在本論文中，首先對應用於系統實現上的光電元件、射頻元件進行驗證及設計，因此對各種不同的量測平台的架設，已在光對電、電對光、或是純電性的上量測得到實際參數。
為實現兩個混合訊號單波長光纖通訊系統，緊接著介紹系統中採用的訊號標準，其中包含了數位訊號的SONET標準及應用於GSM系統的訊號品質界定標準，以為系統實現上可以提供具參考價值的量測依據，並且能界定系統實現上的可行性。
接著再將驗證過的元件，因應其元件特性，應用於兩個系統實現上，第一個系統是以傳統次載波調變技術，搭配射頻技術實現單一波長傳遞符合標準的乙太數位及GSM系統應用的射頻GMSK(Gaussian minimum shift keying)調變訊號，因此在此數位訊號的寬頻特性上，如何實現與射頻訊號整合的次載波調變是研究的重點，並且應用既有的純電性模擬程式建立光電轉換及光纖通道的模型，並且搭配射頻元件的模型，以進行系統評估；接下來對馬克干赫電光調變器進行一系列的分析及大訊號操作混合小訊號應用進行推導其模型，並且利用馬克干赫電光調變器的元件特性，來開發另一個名為二次光調變技術，並應用於系統上，使得數位光訊號可以與射頻電訊號同時整合，實現單波長光纖傳輸連結。

The implementation of fiber optic link with single wavelength is studied in this thesis.
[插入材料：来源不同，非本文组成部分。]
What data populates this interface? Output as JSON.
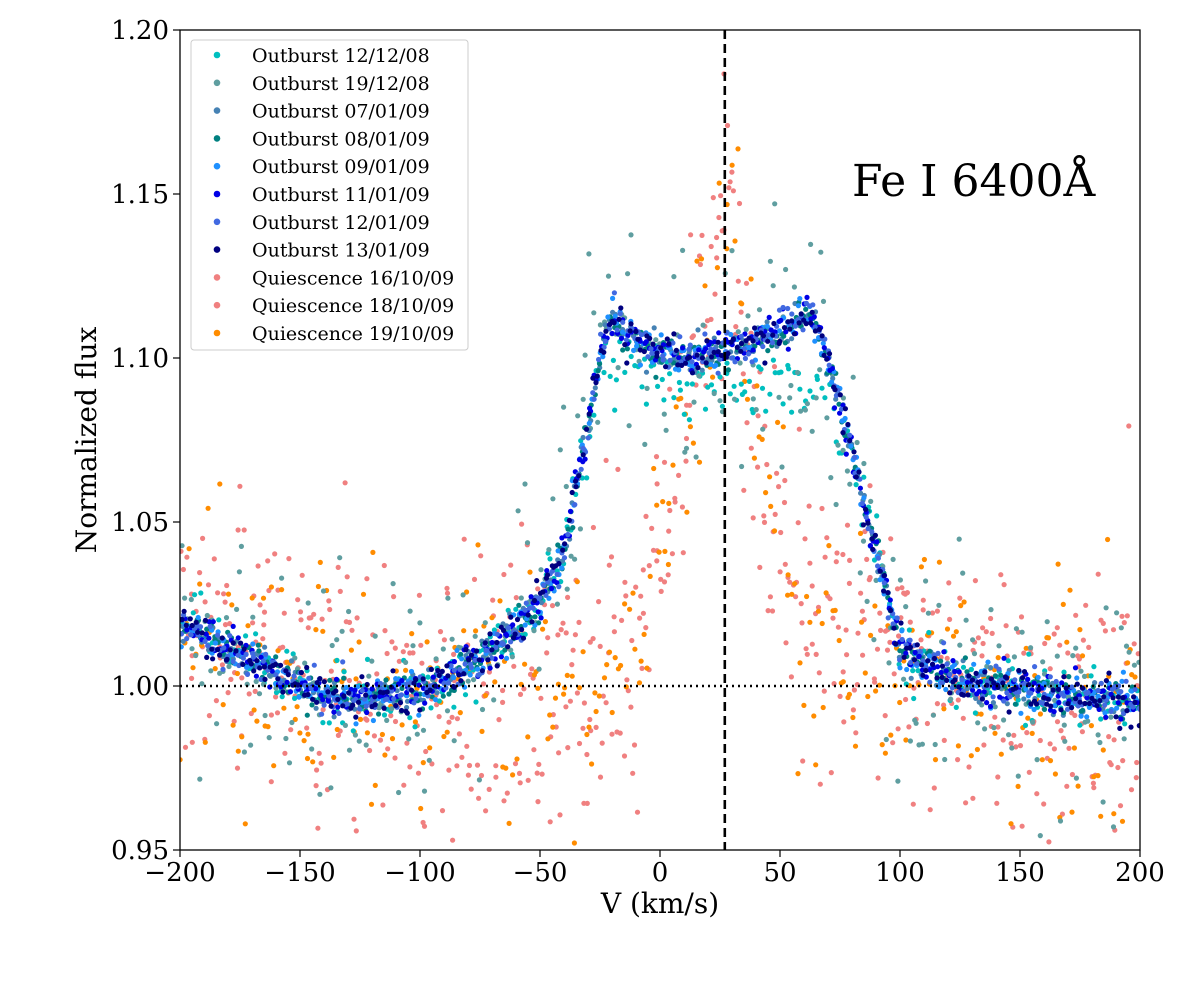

When a system was built, many employed components should be verified. Based on this purpose, the measuring benches of optoelectronic and radio frequency (RF) devices must be constructed for getting real parameters.
In the following topic, the standards of synchronous optical network (SONET) and global system for mobile communications (GSM) with Gaussian minimum shift keying (GMSK) modulation are described, because the implemented single wavelength fiber optic systems which operated in hybrid mode need a monitoring basis.
Using the verified components and standing on the standards of digital and modulated RF signals, a subcarrier modulation (SCM) system which comforted to SONET and GSM is implemented. The known broadband in spectrum of digital signal and the narrowband of carried GSM signal by RF tone are adopted, so how the microwave techniques applied to this system is our study goal. The estimating method of link which contains the electrical domains of transmitter and receiver, the electrical to optical (EO) conversion, the fiber channel, and the optical to electrical (OE) conversion, based on purely electrical simulator was also built in this topic.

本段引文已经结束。